Beyond that, the bottom line is — world No 1-ranked Test ranking or not — this Australia side are creaking and there are those around the environment who believe the selectors must give serious thought to regeneration before England arrive Down Under in November.
Not least because they fear that their senior core has reached the end of the line together, as Shane Warne, Glenn McGrath, Adam Gilchrist, Matthew Hayden and Justin Langer did following the 2006-07 Ashes. The difference is that that quintet knew their race was run, whereas the current group have been struggling on with the axe hanging over their heads for months.

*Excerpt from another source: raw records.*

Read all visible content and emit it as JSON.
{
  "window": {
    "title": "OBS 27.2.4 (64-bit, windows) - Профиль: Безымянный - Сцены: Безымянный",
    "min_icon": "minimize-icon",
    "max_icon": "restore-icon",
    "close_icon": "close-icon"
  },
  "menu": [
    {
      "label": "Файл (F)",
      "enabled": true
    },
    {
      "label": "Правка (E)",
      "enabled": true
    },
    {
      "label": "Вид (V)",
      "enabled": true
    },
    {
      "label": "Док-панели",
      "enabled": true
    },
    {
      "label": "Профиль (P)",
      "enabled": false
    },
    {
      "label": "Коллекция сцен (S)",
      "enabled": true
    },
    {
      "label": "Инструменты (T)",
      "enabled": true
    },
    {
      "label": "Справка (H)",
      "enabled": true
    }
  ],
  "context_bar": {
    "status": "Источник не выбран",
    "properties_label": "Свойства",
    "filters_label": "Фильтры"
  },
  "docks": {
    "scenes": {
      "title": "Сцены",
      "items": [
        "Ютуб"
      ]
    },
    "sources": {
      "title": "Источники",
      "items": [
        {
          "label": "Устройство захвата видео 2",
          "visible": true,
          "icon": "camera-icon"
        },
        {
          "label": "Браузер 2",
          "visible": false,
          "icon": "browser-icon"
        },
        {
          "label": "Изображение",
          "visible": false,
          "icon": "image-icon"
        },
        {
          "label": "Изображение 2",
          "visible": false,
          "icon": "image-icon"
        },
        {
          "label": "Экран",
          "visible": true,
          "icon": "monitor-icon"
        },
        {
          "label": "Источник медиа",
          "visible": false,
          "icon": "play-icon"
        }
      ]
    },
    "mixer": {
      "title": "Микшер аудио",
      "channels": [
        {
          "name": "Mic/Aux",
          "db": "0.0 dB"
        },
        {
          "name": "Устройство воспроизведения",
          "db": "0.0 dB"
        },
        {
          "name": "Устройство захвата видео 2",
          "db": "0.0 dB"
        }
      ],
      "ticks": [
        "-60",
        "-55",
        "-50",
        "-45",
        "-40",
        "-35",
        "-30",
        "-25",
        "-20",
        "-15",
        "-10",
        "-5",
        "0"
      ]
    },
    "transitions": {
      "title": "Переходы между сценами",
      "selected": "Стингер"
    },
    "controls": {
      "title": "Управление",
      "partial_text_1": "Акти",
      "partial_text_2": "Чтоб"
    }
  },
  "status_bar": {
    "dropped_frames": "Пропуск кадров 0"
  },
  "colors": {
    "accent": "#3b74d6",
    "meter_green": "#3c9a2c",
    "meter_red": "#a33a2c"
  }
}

A batting line-up riddled with inconsistency is their main concern, particularly the opening pair. At 38 years of age Usman Khawaja’s best days are behind him, while the under-performing Marnus Labuschagne has found himself struggling in a makeshift role at the top of the order. With 19-year-old Konstas viewed as a futuristic alternative — a player more attuned to the changing pace of Test cricket — they are the two under the greatest threat.
Khawaja struck 232 against Sri Lanka in Galle earlier this year, but that was his only three-figure contribution since the start of the 2023 Ashes. Labuschagne has struck half-centuries but they have tended to be down tempo and his most recent hundred came during a second-innings partnership with the North-West weather that denied England a series-levelling win at Old Trafford two years and 17 appearances ago. He averages 24.74 since.

Veteran opener Usman Khawaja, 38, has managed just one century since the 2023 Ashes

No 3 Marnus Labuschagne averages under 25 in Tests since his last hundred two years ago
Having to introduce two new openers for the Ashes would be disruptive, and Cummins did reflect on David Warner’s late career upturn as reason for optimism that Khawaja might still have something left in the locker.
In contrast to England’s stability under Ben Stokes, Australia’s top six has been full of moving parts: Mitchell Marsh, who resuscitated his Test career with a brilliant Ashes hundred at Headingley in 2023, was dispensed with soon after being named their player of the year, Cameron Green has been unable to fulfil the all-rounder role at No 6 due to fitness issues and the top three has resembled a revolving door.
As for the bowlers, no one can doubt the quality of a Fab Four boasting a combined 1,522 Test wickets, but their average age is 35.
Given that injuries tend to be a magnet for older bones, it will require good fortune and cotton wool for Cummins, Mitchell Starc, Josh Hazlewood and Nathan Lyon to report fit for Perth on November 21 — and first reserve Boland is 36.
A watershed is approaching. It is just a question of whether it comes before or after England’s bid to wrest back the urn next winter.